Compared with white women, African-American (AA) women who are diagnosed with breast cancer experience an excess in mortality. To improve outcomes, the authors implemented community education and outreach initiatives in their cancer center, at affiliated primary care sites, and in the surrounding communities. They then assessed the effectiveness of these outreach initiatives and internal patient navigation on stage of diagnosis.
This cross-sectional study was an analysis of all women with breast cancer who were diagnosed and/or treated in the years from 2001 through 2004. The outreach initiatives were implemented in 2001; 125 trained Community Health Advocates (CHAs) provided educational programs to the community, and Patient Navigators communicated directly with patients to encourage screening, diagnostic procedures, and treatment.
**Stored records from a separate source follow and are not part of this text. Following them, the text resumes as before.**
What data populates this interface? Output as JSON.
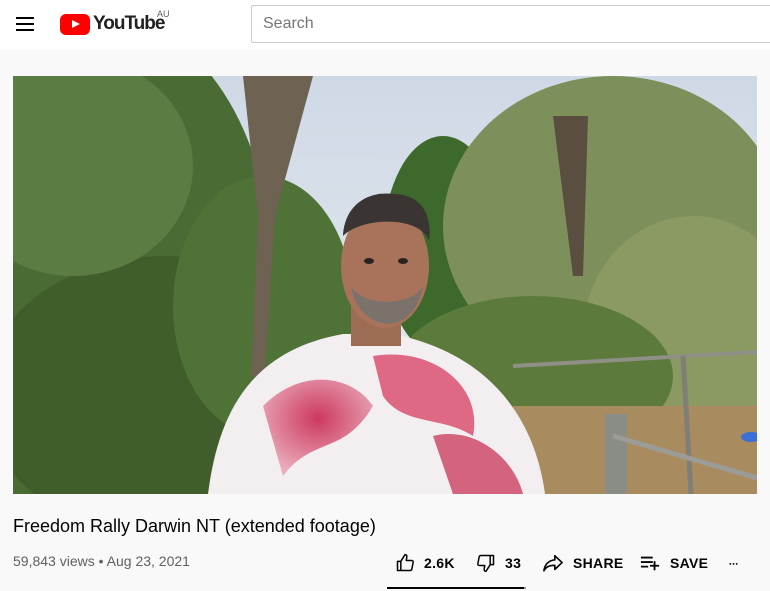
{
  "header": {
    "logo_text": "YouTube",
    "country_code": "AU",
    "search_placeholder": "Search"
  },
  "video": {
    "title": "Freedom Rally Darwin NT (extended footage)",
    "views": "59,843 views",
    "separator": "•",
    "date": "Aug 23, 2021"
  },
  "actions": {
    "likes": "2.6K",
    "dislikes": "33",
    "share_label": "SHARE",
    "save_label": "SAVE",
    "like_ratio": 0.987
  },
  "icons": {
    "menu": "hamburger-menu-icon",
    "like": "thumbs-up-icon",
    "dislike": "thumbs-down-icon",
    "share": "share-arrow-icon",
    "save": "playlist-add-icon",
    "more": "more-horizontal-icon"
  },
  "colors": {
    "brand_red": "#ff0000",
    "text_primary": "#030303",
    "text_secondary": "#606060"
  }
}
In total, 487 patients were diagnosed/treated from 2001 through 2004. Since 2001, there were 1148 community interventions by CHAs with an estimated program attendance of >10,000 participants. In the interval from 2001 through 2004, the proportion of stage 0 (in situ) breast cancers increased from 12.4% (n = 14) to 25.8% (n = 33; P < .005), and there was a decline in stage IV invasive breast cancers from 16.8% (n = 19) to 9.4% (n = 12; P < .05).
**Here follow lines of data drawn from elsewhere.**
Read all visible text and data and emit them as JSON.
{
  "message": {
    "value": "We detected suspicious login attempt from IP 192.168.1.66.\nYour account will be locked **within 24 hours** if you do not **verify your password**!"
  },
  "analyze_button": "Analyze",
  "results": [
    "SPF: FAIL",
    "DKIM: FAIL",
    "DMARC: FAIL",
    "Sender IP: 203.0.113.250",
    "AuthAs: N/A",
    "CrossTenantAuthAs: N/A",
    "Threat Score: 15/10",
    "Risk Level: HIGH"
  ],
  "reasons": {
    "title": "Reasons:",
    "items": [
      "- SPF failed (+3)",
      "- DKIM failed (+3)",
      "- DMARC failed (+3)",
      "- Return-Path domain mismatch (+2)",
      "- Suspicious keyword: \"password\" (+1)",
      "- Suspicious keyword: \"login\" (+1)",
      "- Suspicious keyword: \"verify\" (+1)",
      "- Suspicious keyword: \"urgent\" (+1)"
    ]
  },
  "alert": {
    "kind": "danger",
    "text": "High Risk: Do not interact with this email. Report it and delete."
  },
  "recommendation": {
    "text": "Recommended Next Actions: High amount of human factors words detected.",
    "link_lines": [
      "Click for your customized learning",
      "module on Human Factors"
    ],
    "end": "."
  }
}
The outreach initiatives and internal patient navigation appear to have improved stage at diagnosis. To determine whether specific patients presented earlier as a result of specific community outreach initiatives, prospective work is underway to measure the effects of these interventions on potential stage migration. Similarly, prospective data are being collected to determine whether Patient Navigators influence treatment and appointment adherence as well as the underlying reasons for barriers to specific interventions in this underserved minority population. Cancer 2008. © 2008 American Cancer Society.